International Skyways, alias Skyways International, was an ill-fated regional airline based in Lympne U.K. which surrendered after just a little over a year.

== History ==
In February 1971, a group of former Skyways Coach-Air senior managers led by John Knox, the erstwhile airline's last commercial manager, formed International Skyways Ltd. as the “natural heir” to the failed previous air carrier. With the backing of London merchant bank Sterling Industrial Securities, the new management team purchased defunct Skyways Coach-Air's assets. These included aircraft and routes. Following the successful management buyout, the new entity began trading as Skyways International. It resumed the year-round route from Ashford to Beauvais on 8 February 1971 with four 748s that had been grounded at Ashford Airport since the cessation of operations three weeks earlier. This was followed by the reintroduction of routes from Ashford to Ostend, Clermont-Ferrand and Montpellier, as well as from Luton to Ostend and from East Midlands to Beauvais. Skyways International employed 303 people at this time.
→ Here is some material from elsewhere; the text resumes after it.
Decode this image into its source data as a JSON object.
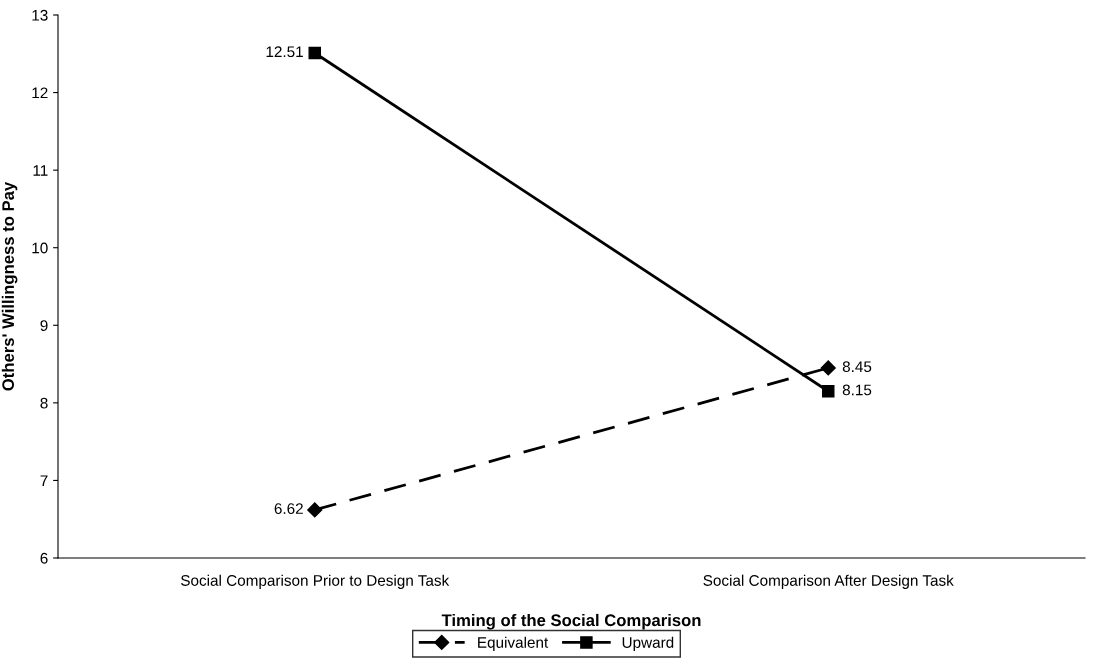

In February 1972, Sterling Industrial Securities sold the airline to Dan-Air for £650,000. Dan-Air completed the deal to take over International Skyways from Sterling Industrial Securities in April of that year, following which it integrated most of the routes into its own network of regional, short-haul scheduled services. Initially, these routes were operated by a separate subsidiary named Dan-Air Skyways. Such titles were applied to the four inherited HS 748s.

By 1974, Dan-Air Skyways was fully integrated with the rest of Dan-Air's scheduled operation, as a result of which it ceased to exist as a separate entity and the full Dan-Air livery was applied to all the fleet.